Я, конечно, гордился своим великим прадедом и впоследствии часто рассказывал эту историю гостям или в гостях. Однажды, когда я в очередной раз запевал «Прощание славянки», я заметил, что сидящий за столом напротив меня симпатичнейший Женя Арензон наливается кровью.
- Неужели я фальшиво спел? – забеспокоился я.
- Дело в том, - возмущенно сказал Арензон, - что мой прадедушка, композитор Чернецкий, никогда не сходил с ума и уж тем более не воровал мотивчики.
- Не знаю, не знаю, - холодно ответил я.
Мы не раз встречались потом, но никогда больше не упоминали наших прадедов. (А другого своего родственника я упомянул гораздо удачнее, беседуя с художником, который оказался в такой же степени родства с адвокатом Грузенбергом, защищавшим Менделя Бейлиса, как я с героем этого процесса).
Одесская родня
О тете, приходившей петь по ночам, чтобы напугать бабушку, я так ничего и не узнал, потому что днем бабушка уже не помнила, о чем во сне плакала.
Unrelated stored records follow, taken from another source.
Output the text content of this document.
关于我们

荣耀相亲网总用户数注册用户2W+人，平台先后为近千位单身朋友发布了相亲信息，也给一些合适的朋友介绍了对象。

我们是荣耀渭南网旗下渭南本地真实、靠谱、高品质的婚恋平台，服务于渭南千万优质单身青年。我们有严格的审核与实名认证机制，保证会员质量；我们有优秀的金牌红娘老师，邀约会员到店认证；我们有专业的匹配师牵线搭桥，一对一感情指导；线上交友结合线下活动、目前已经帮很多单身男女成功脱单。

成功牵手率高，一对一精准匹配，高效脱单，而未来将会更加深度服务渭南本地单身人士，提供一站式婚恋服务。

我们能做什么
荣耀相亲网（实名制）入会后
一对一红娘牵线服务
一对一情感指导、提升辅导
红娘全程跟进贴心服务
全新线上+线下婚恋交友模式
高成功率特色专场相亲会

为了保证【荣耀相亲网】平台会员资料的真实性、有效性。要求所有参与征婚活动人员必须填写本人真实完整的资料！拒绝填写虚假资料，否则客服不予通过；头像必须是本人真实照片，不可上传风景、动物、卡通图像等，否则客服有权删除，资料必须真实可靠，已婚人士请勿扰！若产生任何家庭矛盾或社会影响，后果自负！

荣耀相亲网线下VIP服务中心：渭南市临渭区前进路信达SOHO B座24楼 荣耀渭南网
Была ли это действительно одна из ее многочисленных теток, или бабушка называла так какую-нибудь одесскую даму, которая запомнилась ей еще в детстве? Одесса, по моим представлениям, была буквально наводнена бабушкиной, а стало быть, и моей родней. С некоторыми родственниками я потом познакомился – с тетей Фаней, с тетей Блюмой, с дядей Мозей. Но и про них я так и не узнал, кому, собственно, они приходятся тетями и дядями.
- Нас было четырнадцать (или шестнадцать?) душ детей, - рассказывала бабушка, причем сомнение в количестве душ жило именно в ее, а не моей памяти. – Сколько-то еще умерло при родах.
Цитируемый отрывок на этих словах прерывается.